A client has asked my advice and so have spent a while researching on the internet until I have gone goggle eyed so wondered if someone here would kindly confirm if what I think I know is correct:
A sole director of his limited company wants to rent a flat while he works away for 12 months . So, the rent, and the utility bills are an allowable expense as long as he doesn't rent the property for longer than 24 months. BUT I will have to report this (benefit) on his P11D which will incur a 13.8 % class 1 contribution charge. So for example his rent plus the utility bills for 12 months are £7000, so he will have to pay £966 in NI class 1 contributions. Is this correct?.....
From my my ATT text book (2008) - 'there will be no benefit in kind if the accommodation is necessary for his job (i.e. caretaker) or it is provided for the better performance of his duties (i.e. vicar or policeman).'
I expect none of these will apply to your client, so there will be a taxable benefit.

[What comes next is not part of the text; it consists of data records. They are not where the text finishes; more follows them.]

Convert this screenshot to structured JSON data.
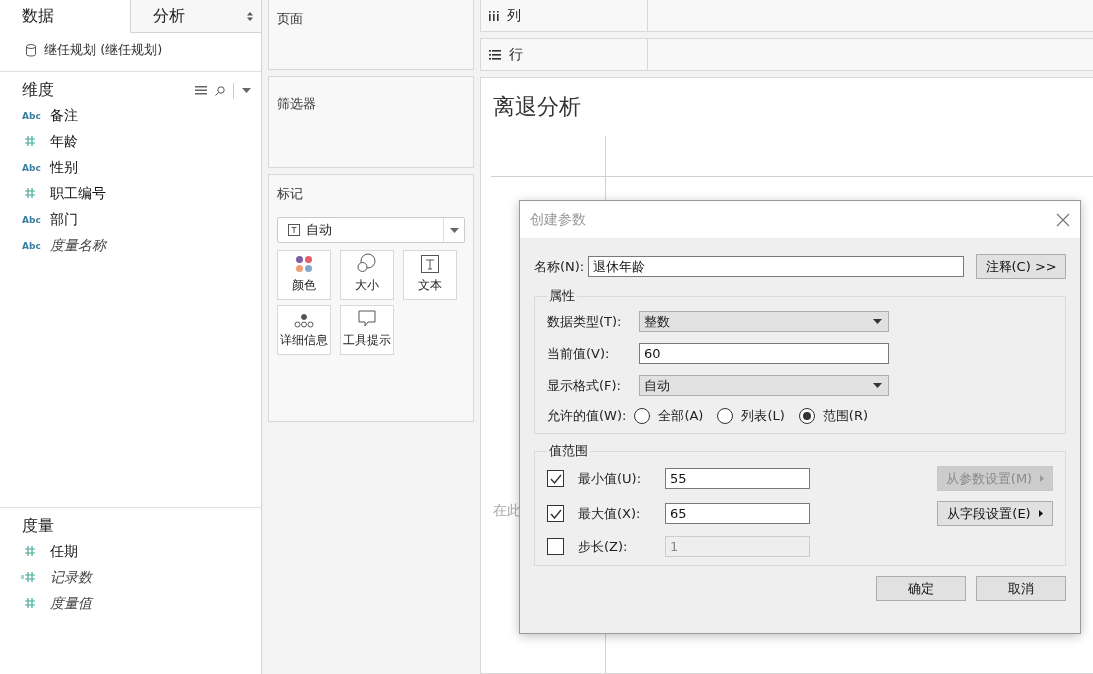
{
  "sidebar": {
    "tabs": [
      {
        "label": "数据",
        "selected": true
      },
      {
        "label": "分析",
        "selected": false
      }
    ],
    "datasource": "继任规划 (继任规划)",
    "dimensions": {
      "title": "维度",
      "fields": [
        {
          "kind": "string",
          "type_label": "Abc",
          "label": "备注",
          "italic": false
        },
        {
          "kind": "number",
          "label": "年龄",
          "italic": false
        },
        {
          "kind": "string",
          "type_label": "Abc",
          "label": "性别",
          "italic": false
        },
        {
          "kind": "number",
          "label": "职工编号",
          "italic": false
        },
        {
          "kind": "string",
          "type_label": "Abc",
          "label": "部门",
          "italic": false
        },
        {
          "kind": "string",
          "type_label": "Abc",
          "label": "度量名称",
          "italic": true
        }
      ]
    },
    "measures": {
      "title": "度量",
      "fields": [
        {
          "kind": "number",
          "label": "任期",
          "italic": false
        },
        {
          "kind": "calc-number",
          "label": "记录数",
          "italic": true
        },
        {
          "kind": "number",
          "label": "度量值",
          "italic": true
        }
      ]
    }
  },
  "shelves": {
    "pages": "页面",
    "filters": "筛选器",
    "marks": {
      "title": "标记",
      "type": "自动",
      "cards": [
        {
          "kind": "color",
          "label": "颜色"
        },
        {
          "kind": "size",
          "label": "大小"
        },
        {
          "kind": "text",
          "label": "文本"
        },
        {
          "kind": "detail",
          "label": "详细信息"
        },
        {
          "kind": "tooltip",
          "label": "工具提示"
        }
      ]
    }
  },
  "columns_shelf": "列",
  "rows_shelf": "行",
  "sheet": {
    "title": "离退分析",
    "drop_hint": "在此"
  },
  "dialog": {
    "title": "创建参数",
    "name_label": "名称(N):",
    "name_value": "退休年龄",
    "comment_button": "注释(C) >>",
    "properties": {
      "title": "属性",
      "data_type_label": "数据类型(T):",
      "data_type": "整数",
      "current_label": "当前值(V):",
      "current_value": "60",
      "format_label": "显示格式(F):",
      "format": "自动",
      "allowed_label": "允许的值(W):",
      "allowed": [
        {
          "label": "全部(A)",
          "selected": false
        },
        {
          "label": "列表(L)",
          "selected": false
        },
        {
          "label": "范围(R)",
          "selected": true
        }
      ]
    },
    "range": {
      "title": "值范围",
      "rows": [
        {
          "label": "最小值(U):",
          "checked": true,
          "value": "55",
          "disabled": false
        },
        {
          "label": "最大值(X):",
          "checked": true,
          "value": "65",
          "disabled": false
        },
        {
          "label": "步长(Z):",
          "checked": false,
          "value": "1",
          "disabled": true
        }
      ],
      "buttons": [
        {
          "label": "从参数设置(M)",
          "disabled": true
        },
        {
          "label": "从字段设置(E)",
          "disabled": false
        }
      ]
    },
    "ok": "确定",
    "cancel": "取消"
  }
}
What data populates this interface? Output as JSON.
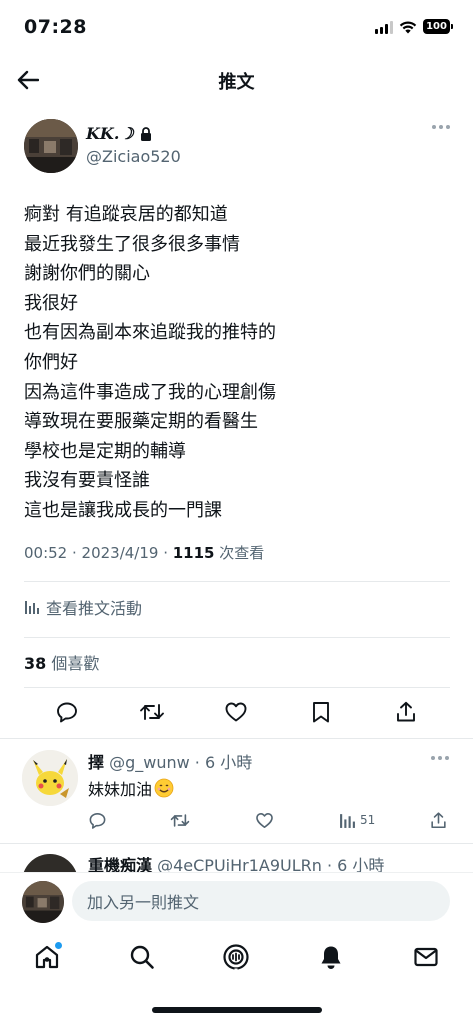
{
  "status_bar": {
    "time": "07:28",
    "battery": "100"
  },
  "header": {
    "title": "推文"
  },
  "tweet": {
    "author_name": "KK.☽",
    "author_handle": "@Ziciao520",
    "lines": [
      "痾對 有追蹤哀居的都知道",
      "最近我發生了很多很多事情",
      "謝謝你們的關心",
      "我很好",
      "也有因為副本來追蹤我的推特的",
      "你們好",
      "因為這件事造成了我的心理創傷",
      "導致現在要服藥定期的看醫生",
      "學校也是定期的輔導",
      "我沒有要責怪誰",
      "這也是讓我成長的一門課"
    ],
    "time_date": "00:52 · 2023/4/19 · ",
    "views": "1115",
    "views_label": " 次查看",
    "activity_label": "查看推文活動",
    "likes_count": "38",
    "likes_label": " 個喜歡"
  },
  "reply": {
    "name": "擇",
    "meta": " @g_wunw · 6 小時",
    "text": "妹妹加油",
    "views": "51"
  },
  "partial_reply": {
    "name": "重機痴漢",
    "meta": " @4eCPUiHr1A9ULRn · 6 小時"
  },
  "compose": {
    "placeholder": "加入另一則推文"
  },
  "colors": {
    "text": "#0f1419",
    "secondary": "#536471",
    "accent": "#1d9bf0",
    "divider": "#e6e9eb"
  },
  "icons": [
    "back-arrow-icon",
    "lock-icon",
    "more-icon",
    "analytics-icon",
    "reply-icon",
    "retweet-icon",
    "like-icon",
    "bookmark-icon",
    "share-icon",
    "home-icon",
    "search-icon",
    "spaces-icon",
    "notifications-icon",
    "messages-icon"
  ]
}
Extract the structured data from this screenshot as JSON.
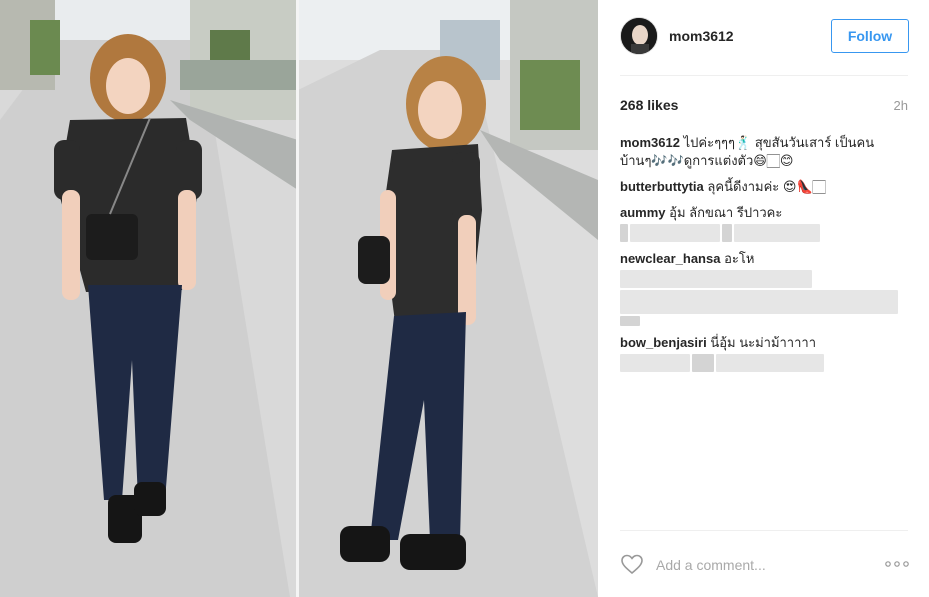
{
  "post": {
    "username": "mom3612",
    "follow_label": "Follow",
    "likes": "268 likes",
    "time_ago": "2h"
  },
  "comments": [
    {
      "user": "mom3612",
      "text": "ไปค่ะๆๆๆ🕺🏻 สุขสันวันเสาร์ เป็นคนบ้านๆ🎶🎶ดูการแต่งตัว😄🏻😊"
    },
    {
      "user": "butterbuttytia",
      "text": "ลุคนี้ดีงามค่ะ 😍👠🏻"
    },
    {
      "user": "aummy",
      "text": "อุ้ม ลักขณา รีปาวคะ"
    },
    {
      "user": "newclear_hansa",
      "text": "อะโห"
    },
    {
      "user": "bow_benjasiri",
      "text": "นี่อุ้ม นะม่าม้าาาาา"
    }
  ],
  "add_comment": {
    "placeholder": "Add a comment..."
  },
  "icons": {
    "heart": "heart-icon",
    "more": "more-options-icon",
    "avatar": "profile-avatar"
  },
  "colors": {
    "accent": "#3897f0",
    "muted": "#999999",
    "divider": "#efefef"
  }
}
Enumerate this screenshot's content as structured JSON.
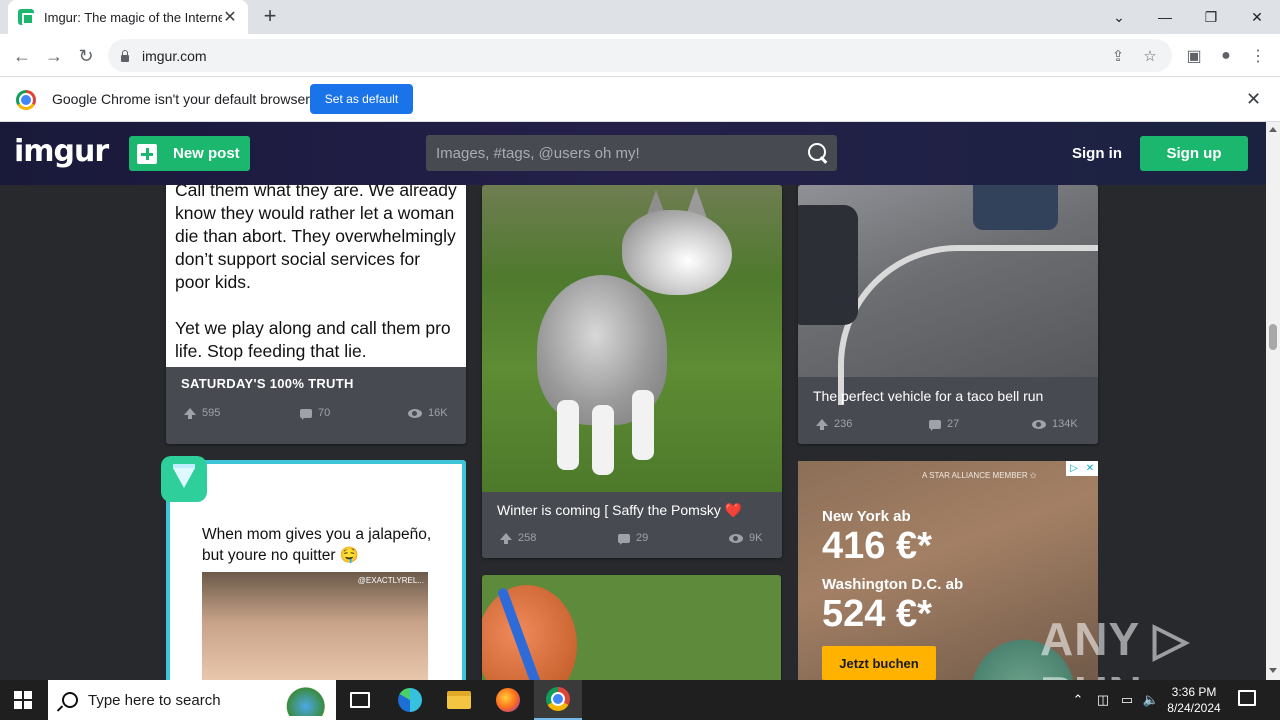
{
  "browser": {
    "tab": {
      "title": "Imgur: The magic of the Internet",
      "close": "✕"
    },
    "new_tab": "+",
    "window_controls": {
      "minimize": "—",
      "restore": "❐",
      "close": "✕",
      "menu": "⌄"
    },
    "address": "imgur.com",
    "infobar": {
      "message": "Google Chrome isn't your default browser",
      "button": "Set as default",
      "close": "✕"
    }
  },
  "imgur": {
    "logo": "imgur",
    "new_post": "New post",
    "search_placeholder": "Images, #tags, @users oh my!",
    "sign_in": "Sign in",
    "sign_up": "Sign up",
    "posts": [
      {
        "image_text": [
          "Call them what they are. We already know they would rather let a woman die than abort. They overwhelmingly don’t support social services for poor kids.",
          "Yet we play along and call them pro life. Stop feeding that lie."
        ],
        "title": "SATURDAY'S 100% TRUTH",
        "upvotes": "595",
        "comments": "70",
        "views": "16K"
      },
      {
        "title": "Winter is coming [ Saffy the Pomsky ❤️",
        "upvotes": "258",
        "comments": "29",
        "views": "9K"
      },
      {
        "title": "The perfect vehicle for a taco bell run",
        "upvotes": "236",
        "comments": "27",
        "views": "134K"
      },
      {
        "image_text": "When mom gives you a jalapeño, but youre no quitter 🤤",
        "credit": "@EXACTLYREL..."
      }
    ],
    "ad": {
      "alliance": "A STAR ALLIANCE MEMBER ✩",
      "city1": "New York ab",
      "price1": "416 €*",
      "city2": "Washington D.C. ab",
      "price2": "524 €*",
      "cta": "Jetzt buchen",
      "adchoices": "▷",
      "adclose": "✕"
    }
  },
  "watermark": "ANY ▷ RUN",
  "taskbar": {
    "search_placeholder": "Type here to search",
    "time": "3:36 PM",
    "date": "8/24/2024"
  },
  "colors": {
    "imgur_green": "#1bb76e",
    "chrome_blue": "#1a73e8",
    "card_bg": "#474a51",
    "page_bg": "#27292d",
    "gem_border": "#3ec5d8"
  }
}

The NI is actually class 1A, so this is paid by the company, not the director.
The directors tax code for the following year will be amended to take into consideration the £7,000 benefit which he will therefore have to pay tax on at whatever rate he pays tax!
While he will pay £1400 less in corporation tax as the £7000 will be expensed so reducing his net profit , If he earns above the basic rate of tax (salary and dividends) then will the £7000 be taxed at 40%? So he will be worse off than if he stayed in a hotel during the week, is this correct?